The contrarian point worth making: early investment in a robust technical translation guide process and certified LSP relationships is not a cost center. It is a market access insurance policy. Manufacturers who build translation into the development timeline, rather than bolting it on at the end, consistently experience fewer Notified Body queries, faster approvals, and cleaner post-market surveillance records. The translation compliance lessons from companies that have navigated MDR enforcement reinforce this pattern. Treating translation as a strategic function, not an administrative one, is what separates manufacturers who scale across EU markets from those who stall at the border.
How AD VERBUM supports full MDR IFU translation compliance
For teams needing practical support, partnering with proven experts can make the difference between market access and regulatory setbacks.

AD VERBUM brings 25 years of regulated-sector translation experience to MDR Article 10(11) compliance. The AI+HUMAN hybrid workflow begins with ingesting your existing Translation Memories and Term Bases, then applies a proprietary LLM-based LangOps System to produce terminology-governed output, followed by certified subject-matter expert review and QA aligned to ISO 17100 and ISO 18587. AD VERBUM holds ISO 17100, ISO 13485, and ISO 27001, the certification trifecta that Notified Bodies expect from a compliant LSP. All processing runs on EU-hosted infrastructure with no public cloud exposure. Turnaround runs 3x to 5x faster than traditional workflows. Explore medical device localization, review the full translation service portfolio, or contact AD VERBUM to discuss your specific compliance requirements.
Frequently asked questions
Does every medical device IFU need to be translated into all 27 EU official languages?
No. Each IFU must be translated into the official language(s) of each Member State where the device is marketed, not all EU languages simultaneously.
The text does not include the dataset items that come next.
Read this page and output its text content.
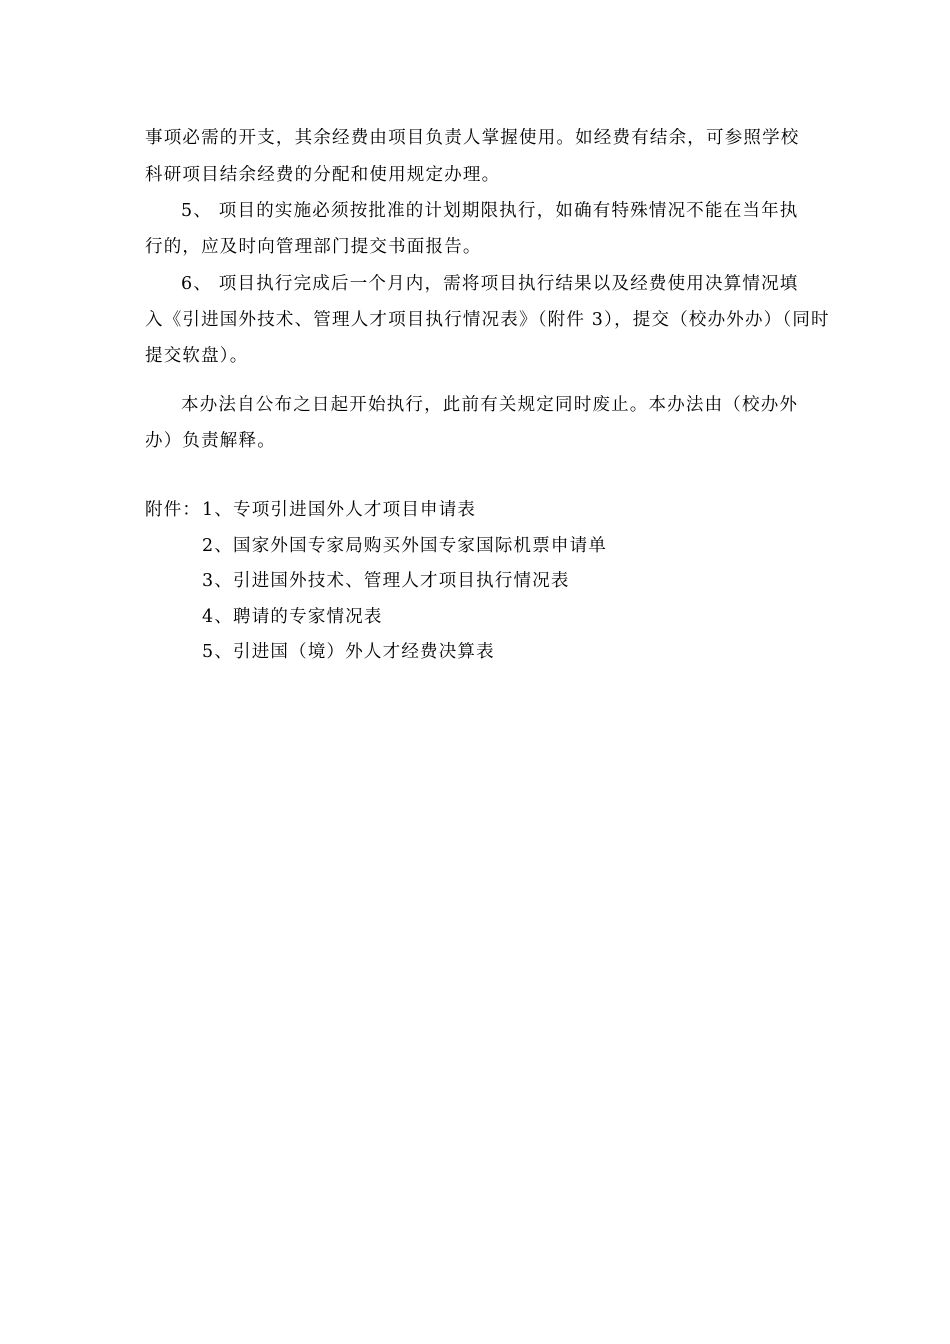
事项必需的开支，其余经费由项目负责人掌握使用。如经费有结余，可参照学校
科研项目结余经费的分配和使用规定办理。
5、 项目的实施必须按批准的计划期限执行，如确有特殊情况不能在当年执
行的，应及时向管理部门提交书面报告。
6、 项目执行完成后一个月内，需将项目执行结果以及经费使用决算情况填
入《引进国外技术、管理人才项目执行情况表》（附件 3），提交（校办外办）（同时
提交软盘）。
本办法自公布之日起开始执行，此前有关规定同时废止。本办法由（校办外
办）负责解释。
附件： 1、专项引进国外人才项目申请表
2、国家外国专家局购买外国专家国际机票申请单
3、引进国外技术、管理人才项目执行情况表
4、聘请的专家情况表
5、引进国（境）外人才经费决算表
Your distribution map drives your language matrix.
When must IFU translations be prepared for CE marking?
Compliant IFU translations must be completed before CE marking approval because Notified Bodies require them as part of the technical documentation review under Annexes IX through XI.
Can English be used for IFUs in some EU countries?
Yes, certain Member States allow English for professionals under specific conditions, but most require the national language. Always verify current requirements with the relevant competent authority.
What happens if certified translations aren’t ready before CE marking?
Missing or non-compliant IFU translations can halt CE marking approval, block market access, and expose manufacturers to recalls or sanctions if a non-compliant device reaches the market.